Aber Sat.1 entschied sich, auf diese Zuschauer zu verzichten (treffenderes Verb nach Belieben einfügen) und die restlichen zwei Folgen in die Nacht zu verschieben. Teil drei begann sogar noch nach den „Witzigsten Werbespots der Welt“ und „Planetopia“. Von den 1,7 Millionen „Blackout“-Zuschauern verabschiedeten sich vier Fünftel: Folge drei hatte nur noch 0,37 Milionen Zuschauer.
Anstelle von „Blackout“ zeigte Sat.1 in der Primetime die üblichen Sonntagsserien „Navy CIS“ und „Criminal Minds“. Sie hatten schlechte Quoten und kamen im Schnitt auf 2 Millionen Zuschauer. 300.000 mehr, als „Blackout“ an dieser Stelle hatte. Glückwunsch. Das hat sich ja gelohnt! Und wieviele der 1,7 Millionen „Blackout“-Fans werden das nächste Mal noch einschalten, wenn Sat.1 wieder einen ehrgeizigen Mehrteiler ankündigt, und sich nicht denken: „Das kommt dann eh ab Folge 3 wieder nur in die Nacht, wenn überhaupt“?
Vor genau einem Jahr zeigte Sat.1 die wunderbare Serie „LiebesLeben“. In dreizehn Teilen erzählte sie modern und innovativ die Geschichten einer Gruppe junger Leute zwischen Singleglück und Beziehungselend, Singleelend und Beziehungsglück. Ich fand die Serie grandios, aber die Quoten waren nicht gut. Ehrlich gesagt waren sie schlecht. Aber eine Dreiviertelmillion Zuschauer sah fast immer mindestens zu, eine halbe Million davon aus der wichtigen Zielgruppe der 14- bis 49-Jährigen.
Sie verfolgten die, wie gesagt, fortlaufenden, aufeinander aufbauenden Geschichten. Bis die achte Folge wegen eines Fußballspiels ausfallen musste. Und was zeigte Sat.1 in der nächsten Woche? Folge neun.

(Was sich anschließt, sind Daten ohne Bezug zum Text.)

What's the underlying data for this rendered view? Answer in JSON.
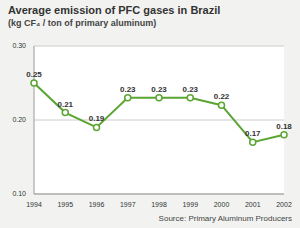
{
  "chart_data": {
    "type": "line",
    "title": "Average emission of PFC gases in Brazil",
    "subtitle": "(kg CF₄ / ton of primary aluminum)",
    "source": "Source: Primary Aluminum Producers",
    "categories": [
      "1994",
      "1995",
      "1996",
      "1997",
      "1998",
      "1999",
      "2000",
      "2001",
      "2002"
    ],
    "values": [
      0.25,
      0.21,
      0.19,
      0.23,
      0.23,
      0.23,
      0.22,
      0.17,
      0.18
    ],
    "color": "#5ba532",
    "marker": "circle",
    "ylim": [
      0.1,
      0.3
    ],
    "yticks": [
      {
        "value": 0.1,
        "label": "0.10"
      },
      {
        "value": 0.2,
        "label": "0.20"
      },
      {
        "value": 0.3,
        "label": "0.30"
      }
    ],
    "grid": true,
    "data_labels": true
  }
}
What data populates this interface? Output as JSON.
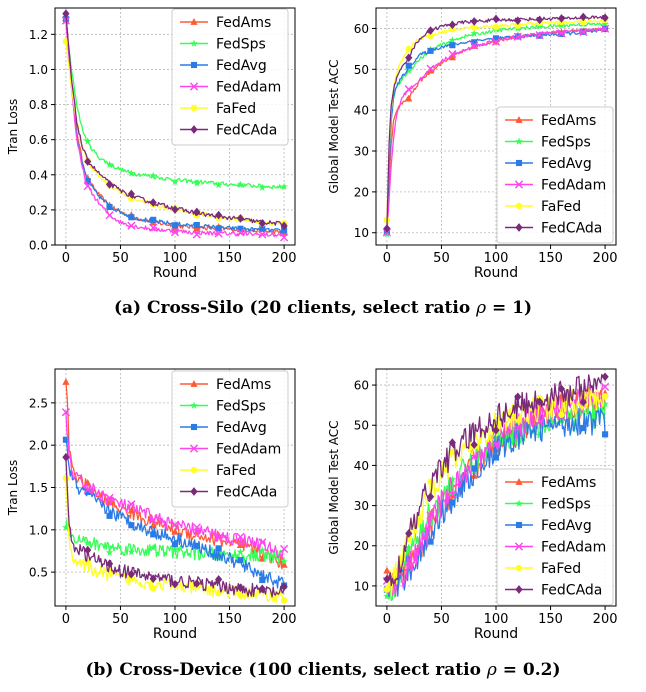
{
  "captions": [
    {
      "prefix": "(a) Cross-Silo (20 clients, select ratio ",
      "symbol": "ρ",
      "suffix": " = 1)"
    },
    {
      "prefix": "(b) Cross-Device (100 clients, select ratio ",
      "symbol": "ρ",
      "suffix": " = 0.2)"
    }
  ],
  "series_styles": [
    {
      "name": "FedAms",
      "color": "#ff5a36",
      "marker": "triangle"
    },
    {
      "name": "FedSps",
      "color": "#33ff55",
      "marker": "star"
    },
    {
      "name": "FedAvg",
      "color": "#2b7be6",
      "marker": "square"
    },
    {
      "name": "FedAdam",
      "color": "#ff44ee",
      "marker": "x"
    },
    {
      "name": "FaFed",
      "color": "#ffff22",
      "marker": "circle"
    },
    {
      "name": "FedCAda",
      "color": "#7a2a7a",
      "marker": "diamond"
    }
  ],
  "chart_data": [
    {
      "type": "line",
      "id": "a-loss",
      "title": "",
      "xlabel": "Round",
      "ylabel": "Tran Loss",
      "xlim": [
        -10,
        210
      ],
      "ylim": [
        0,
        1.35
      ],
      "xticks": [
        0,
        50,
        100,
        150,
        200
      ],
      "yticks": [
        0.0,
        0.2,
        0.4,
        0.6,
        0.8,
        1.0,
        1.2
      ],
      "ytick_labels": [
        "0.0",
        "0.2",
        "0.4",
        "0.6",
        "0.8",
        "1.0",
        "1.2"
      ],
      "legend": "top-right",
      "noise": 0.012,
      "x": [
        0,
        5,
        10,
        15,
        20,
        30,
        40,
        50,
        60,
        80,
        100,
        120,
        150,
        180,
        200
      ],
      "series": [
        {
          "name": "FedAms",
          "values": [
            1.3,
            0.95,
            0.65,
            0.48,
            0.37,
            0.29,
            0.22,
            0.19,
            0.16,
            0.13,
            0.11,
            0.1,
            0.09,
            0.08,
            0.07
          ]
        },
        {
          "name": "FedSps",
          "values": [
            1.27,
            1.0,
            0.8,
            0.66,
            0.58,
            0.5,
            0.46,
            0.43,
            0.41,
            0.39,
            0.37,
            0.36,
            0.345,
            0.335,
            0.33
          ]
        },
        {
          "name": "FedAvg",
          "values": [
            1.3,
            0.92,
            0.62,
            0.46,
            0.36,
            0.28,
            0.22,
            0.19,
            0.16,
            0.135,
            0.12,
            0.11,
            0.095,
            0.085,
            0.08
          ]
        },
        {
          "name": "FedAdam",
          "values": [
            1.28,
            0.9,
            0.6,
            0.44,
            0.33,
            0.24,
            0.17,
            0.13,
            0.11,
            0.09,
            0.08,
            0.07,
            0.065,
            0.06,
            0.055
          ]
        },
        {
          "name": "FaFed",
          "values": [
            1.15,
            0.9,
            0.7,
            0.56,
            0.47,
            0.4,
            0.34,
            0.3,
            0.27,
            0.23,
            0.2,
            0.18,
            0.15,
            0.13,
            0.12
          ]
        },
        {
          "name": "FedCAda",
          "values": [
            1.31,
            0.95,
            0.7,
            0.56,
            0.48,
            0.41,
            0.35,
            0.31,
            0.28,
            0.24,
            0.21,
            0.18,
            0.155,
            0.13,
            0.12
          ]
        }
      ]
    },
    {
      "type": "line",
      "id": "a-acc",
      "title": "",
      "xlabel": "Round",
      "ylabel": "Global Model Test ACC",
      "xlim": [
        -10,
        210
      ],
      "ylim": [
        7,
        65
      ],
      "xticks": [
        0,
        50,
        100,
        150,
        200
      ],
      "yticks": [
        10,
        20,
        30,
        40,
        50,
        60
      ],
      "ytick_labels": [
        "10",
        "20",
        "30",
        "40",
        "50",
        "60"
      ],
      "legend": "bottom-right",
      "noise": 0.4,
      "x": [
        0,
        2,
        4,
        6,
        8,
        10,
        15,
        20,
        25,
        30,
        40,
        50,
        60,
        70,
        80,
        100,
        120,
        150,
        180,
        200
      ],
      "series": [
        {
          "name": "FedAms",
          "values": [
            10,
            22,
            32,
            37,
            39,
            40.5,
            42,
            43,
            45,
            47,
            49.5,
            51.5,
            53,
            54.5,
            55.5,
            57,
            58,
            59,
            59.5,
            60
          ]
        },
        {
          "name": "FedSps",
          "values": [
            10,
            27,
            37,
            43,
            45,
            46,
            48,
            49.5,
            51,
            52.5,
            54.5,
            56,
            57,
            58,
            58.5,
            59.5,
            60,
            60.5,
            61,
            61
          ]
        },
        {
          "name": "FedAvg",
          "values": [
            10,
            25,
            38,
            43,
            45,
            46.5,
            48.5,
            50.5,
            52,
            53.5,
            54.5,
            55.5,
            56,
            56.5,
            57,
            57.5,
            58,
            58.5,
            59,
            59.5
          ]
        },
        {
          "name": "FedAdam",
          "values": [
            10,
            18,
            27,
            33,
            37,
            40,
            43.5,
            45,
            46,
            47.5,
            50,
            52,
            53.5,
            54.5,
            55.5,
            57,
            58,
            59,
            59.5,
            59.8
          ]
        },
        {
          "name": "FaFed",
          "values": [
            13,
            30,
            40,
            45,
            48,
            50,
            53,
            55,
            56.5,
            57.5,
            58.5,
            59,
            59.5,
            60,
            60.3,
            60.6,
            61,
            61.3,
            61.6,
            61.8
          ]
        },
        {
          "name": "FedCAda",
          "values": [
            11,
            32,
            41,
            45,
            47,
            48.5,
            51,
            53,
            55.5,
            57.5,
            59.5,
            60.5,
            61,
            61.5,
            61.8,
            62,
            62.2,
            62.4,
            62.6,
            62.8
          ]
        }
      ]
    },
    {
      "type": "line",
      "id": "b-loss",
      "title": "",
      "xlabel": "Round",
      "ylabel": "Tran Loss",
      "xlim": [
        -10,
        210
      ],
      "ylim": [
        0.1,
        2.9
      ],
      "xticks": [
        0,
        50,
        100,
        150,
        200
      ],
      "yticks": [
        0.5,
        1.0,
        1.5,
        2.0,
        2.5
      ],
      "ytick_labels": [
        "0.5",
        "1.0",
        "1.5",
        "2.0",
        "2.5"
      ],
      "legend": "top-right",
      "noise": 0.08,
      "x": [
        0,
        3,
        6,
        10,
        20,
        30,
        50,
        75,
        100,
        125,
        150,
        175,
        200
      ],
      "series": [
        {
          "name": "FedAms",
          "values": [
            2.78,
            2.0,
            1.75,
            1.62,
            1.5,
            1.4,
            1.25,
            1.12,
            1.0,
            0.92,
            0.85,
            0.75,
            0.6
          ]
        },
        {
          "name": "FedSps",
          "values": [
            1.1,
            1.0,
            0.95,
            0.9,
            0.85,
            0.82,
            0.78,
            0.76,
            0.74,
            0.72,
            0.7,
            0.69,
            0.68
          ]
        },
        {
          "name": "FedAvg",
          "values": [
            2.05,
            1.75,
            1.6,
            1.5,
            1.42,
            1.3,
            1.15,
            1.0,
            0.9,
            0.78,
            0.65,
            0.5,
            0.35
          ]
        },
        {
          "name": "FedAdam",
          "values": [
            2.38,
            1.85,
            1.7,
            1.6,
            1.52,
            1.42,
            1.3,
            1.18,
            1.05,
            0.98,
            0.9,
            0.85,
            0.7
          ]
        },
        {
          "name": "FaFed",
          "values": [
            1.62,
            0.85,
            0.7,
            0.62,
            0.55,
            0.5,
            0.43,
            0.38,
            0.34,
            0.3,
            0.27,
            0.24,
            0.22
          ]
        },
        {
          "name": "FedCAda",
          "values": [
            1.85,
            1.0,
            0.85,
            0.78,
            0.7,
            0.62,
            0.52,
            0.45,
            0.4,
            0.36,
            0.32,
            0.28,
            0.25
          ]
        }
      ]
    },
    {
      "type": "line",
      "id": "b-acc",
      "title": "",
      "xlabel": "Round",
      "ylabel": "Global Model Test ACC",
      "xlim": [
        -10,
        210
      ],
      "ylim": [
        5,
        64
      ],
      "xticks": [
        0,
        50,
        100,
        150,
        200
      ],
      "yticks": [
        10,
        20,
        30,
        40,
        50,
        60
      ],
      "ytick_labels": [
        "10",
        "20",
        "30",
        "40",
        "50",
        "60"
      ],
      "legend": "bottom-right",
      "noise": 3.5,
      "x": [
        0,
        5,
        10,
        20,
        30,
        40,
        50,
        75,
        100,
        125,
        150,
        175,
        200
      ],
      "series": [
        {
          "name": "FedAms",
          "values": [
            12,
            11,
            11,
            15,
            19,
            25,
            30,
            38,
            45,
            49,
            53,
            55,
            57
          ]
        },
        {
          "name": "FedSps",
          "values": [
            7,
            10,
            12,
            18,
            23,
            28,
            32,
            40,
            46,
            49,
            51,
            52,
            53
          ]
        },
        {
          "name": "FedAvg",
          "values": [
            10,
            10,
            10,
            14,
            18,
            23,
            28,
            37,
            44,
            48,
            50,
            51,
            51
          ]
        },
        {
          "name": "FedAdam",
          "values": [
            10,
            10,
            11,
            15,
            19,
            25,
            31,
            40,
            47,
            51,
            54,
            56,
            58
          ]
        },
        {
          "name": "FaFed",
          "values": [
            10,
            11,
            14,
            22,
            28,
            34,
            38,
            45,
            50,
            53,
            55,
            56,
            57
          ]
        },
        {
          "name": "FedCAda",
          "values": [
            10,
            11,
            14,
            22,
            29,
            35,
            40,
            47,
            52,
            55,
            57,
            59,
            60
          ]
        }
      ]
    }
  ]
}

Folge 8 wurde nie nachgereicht. Und die Folgen 12 und 13 ließ Sat.1 ganz weg. Nach Folge elf hörte der Sender einfach auf, tat so, als sei das die letzte Folge gewesen. Obwohl auch sie, wie die davor, mit einem Cliffhanger endete. Auf Nachfrage bestritt der stellvertretende Geschäftsführer und Programmplaner von Sat.1, Volker Szezinski, noch Monate später, dass die Serie überhaupt eine fortlaufende Handlung habe.

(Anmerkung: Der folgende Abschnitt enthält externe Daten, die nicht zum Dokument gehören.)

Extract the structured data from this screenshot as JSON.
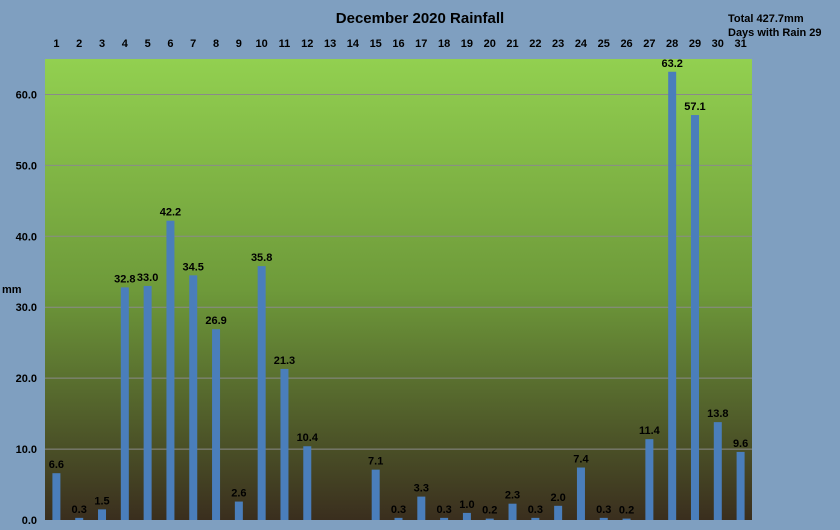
{
  "chart_data": {
    "type": "bar",
    "title": "December 2020 Rainfall",
    "total_text": "Total 427.7mm",
    "days_text": "Days with Rain 29",
    "ylabel": "mm",
    "xlabel": "",
    "ylim": [
      0,
      65
    ],
    "y_ticks": [
      "0.0",
      "10.0",
      "20.0",
      "30.0",
      "40.0",
      "50.0",
      "60.0"
    ],
    "x_axis_position": "top",
    "grid": true,
    "categories": [
      "1",
      "2",
      "3",
      "4",
      "5",
      "6",
      "7",
      "8",
      "9",
      "10",
      "11",
      "12",
      "13",
      "14",
      "15",
      "16",
      "17",
      "18",
      "19",
      "20",
      "21",
      "22",
      "23",
      "24",
      "25",
      "26",
      "27",
      "28",
      "29",
      "30",
      "31"
    ],
    "values": [
      6.6,
      0.3,
      1.5,
      32.8,
      33.0,
      42.2,
      34.5,
      26.9,
      2.6,
      35.8,
      21.3,
      10.4,
      0,
      0,
      7.1,
      0.3,
      3.3,
      0.3,
      1.0,
      0.2,
      2.3,
      0.3,
      2.0,
      7.4,
      0.3,
      0.2,
      11.4,
      63.2,
      57.1,
      13.8,
      9.6
    ],
    "data_labels": [
      "6.6",
      "0.3",
      "1.5",
      "32.8",
      "33.0",
      "42.2",
      "34.5",
      "26.9",
      "2.6",
      "35.8",
      "21.3",
      "10.4",
      "",
      "",
      "7.1",
      "0.3",
      "3.3",
      "0.3",
      "1.0",
      "0.2",
      "2.3",
      "0.3",
      "2.0",
      "7.4",
      "0.3",
      "0.2",
      "11.4",
      "63.2",
      "57.1",
      "13.8",
      "9.6"
    ],
    "colors": {
      "page_background": "#7f9fc0",
      "plot_top": "#92d050",
      "plot_mid": "#6e9a3a",
      "plot_bottom": "#3a2e1e",
      "bar": "#4a7ebb",
      "gridline": "#8a8a8a"
    }
  }
}
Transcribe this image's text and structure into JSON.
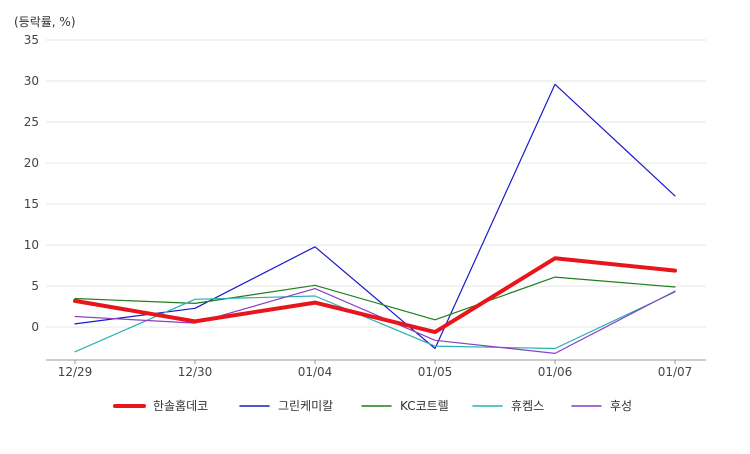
{
  "chart_data": {
    "type": "line",
    "unit_label": "(등락률, %)",
    "categories": [
      "12/29",
      "12/30",
      "01/04",
      "01/05",
      "01/06",
      "01/07"
    ],
    "y_ticks": [
      0,
      5,
      10,
      15,
      20,
      25,
      30,
      35
    ],
    "ylim": [
      -4,
      35
    ],
    "grid": true,
    "legend_position": "bottom",
    "series": [
      {
        "name": "한솔홈데코",
        "color": "#e8151c",
        "emphasis": true,
        "values": [
          3.2,
          0.7,
          3.0,
          -0.6,
          8.4,
          6.9
        ]
      },
      {
        "name": "그린케미칼",
        "color": "#1a1acc",
        "emphasis": false,
        "values": [
          0.4,
          2.3,
          9.8,
          -2.6,
          29.6,
          16.0
        ]
      },
      {
        "name": "KC코트렐",
        "color": "#1f7f1f",
        "emphasis": false,
        "values": [
          3.5,
          2.9,
          5.1,
          0.9,
          6.1,
          4.9
        ]
      },
      {
        "name": "휴켐스",
        "color": "#2ab0b0",
        "emphasis": false,
        "values": [
          -3.0,
          3.4,
          3.8,
          -2.3,
          -2.6,
          4.3
        ]
      },
      {
        "name": "후성",
        "color": "#8a3fc4",
        "emphasis": false,
        "values": [
          1.3,
          0.5,
          4.7,
          -1.6,
          -3.2,
          4.4
        ]
      }
    ]
  }
}
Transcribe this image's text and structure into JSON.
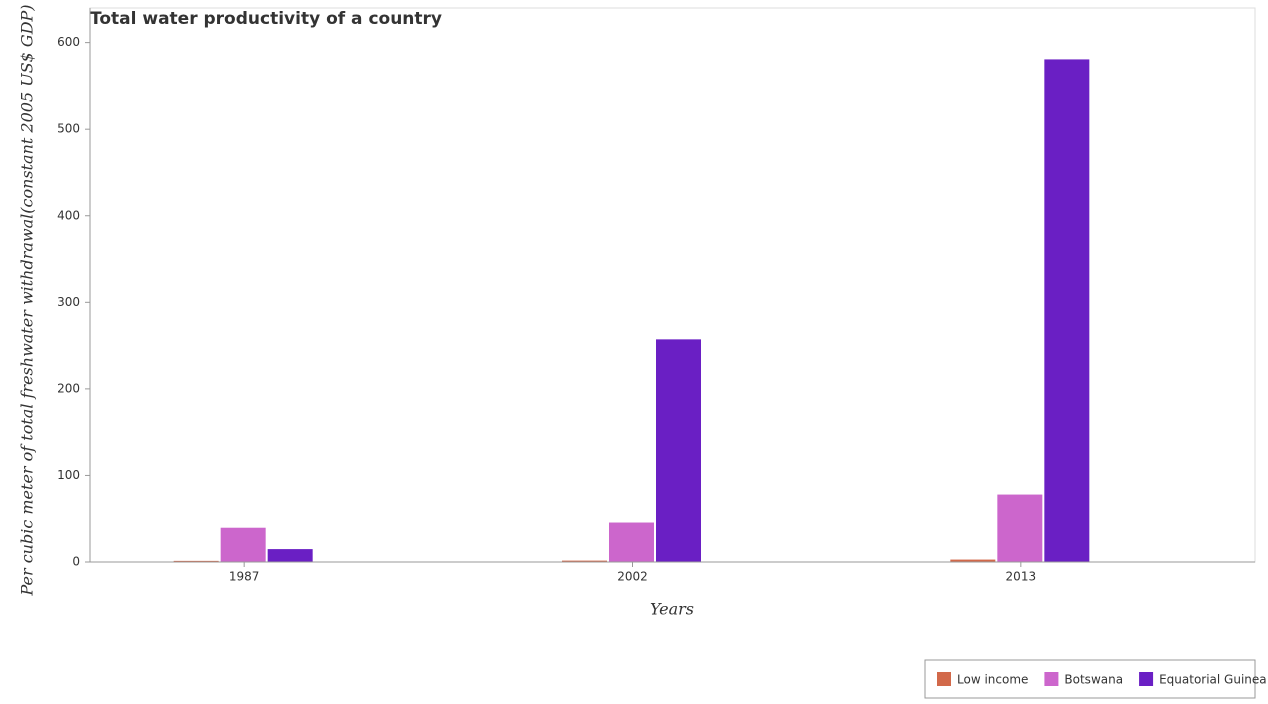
{
  "chart_data": {
    "type": "bar",
    "title": "Total water productivity of a country",
    "x_label": "Years",
    "y_label": "Per cubic meter of total freshwater withdrawal(constant 2005 US$ GDP)",
    "categories": [
      "1987",
      "2002",
      "2013"
    ],
    "series": [
      {
        "name": "Low income",
        "color": "#d2694a",
        "values": [
          1.3,
          1.6,
          2.8
        ]
      },
      {
        "name": "Botswana",
        "color": "#cc66cc",
        "values": [
          39.6,
          45.6,
          77.9
        ]
      },
      {
        "name": "Equatorial Guinea",
        "color": "#6a1fc4",
        "values": [
          14.9,
          257.2,
          580.6
        ]
      }
    ],
    "ylim": [
      0,
      640
    ],
    "yticks": [
      0,
      100,
      200,
      300,
      400,
      500,
      600
    ],
    "legend": "bottom-right"
  }
}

Ein Sender, der so mit seinen Zuschauer umgeht, darf sich nicht wundern, wenn er irgendwann keine Zuschauer mehr hat, die gute Serien zu schätzen wissen. Und Mitleid hat nicht er verdient, sondern wir.
PS: Am Samstag hat Kabel 1, das die „Blackout“-Folgen jeweils ein paar Tage nach Sat.1 wiederholt, versehentlich nicht Teil 2 gezeigt, der an der Reihe gewesen wäre und angekündigt war, sondern erneut Teil 1.
Kann bitte jemand unser Fernsehen aus den Händen dieser Leute befreien?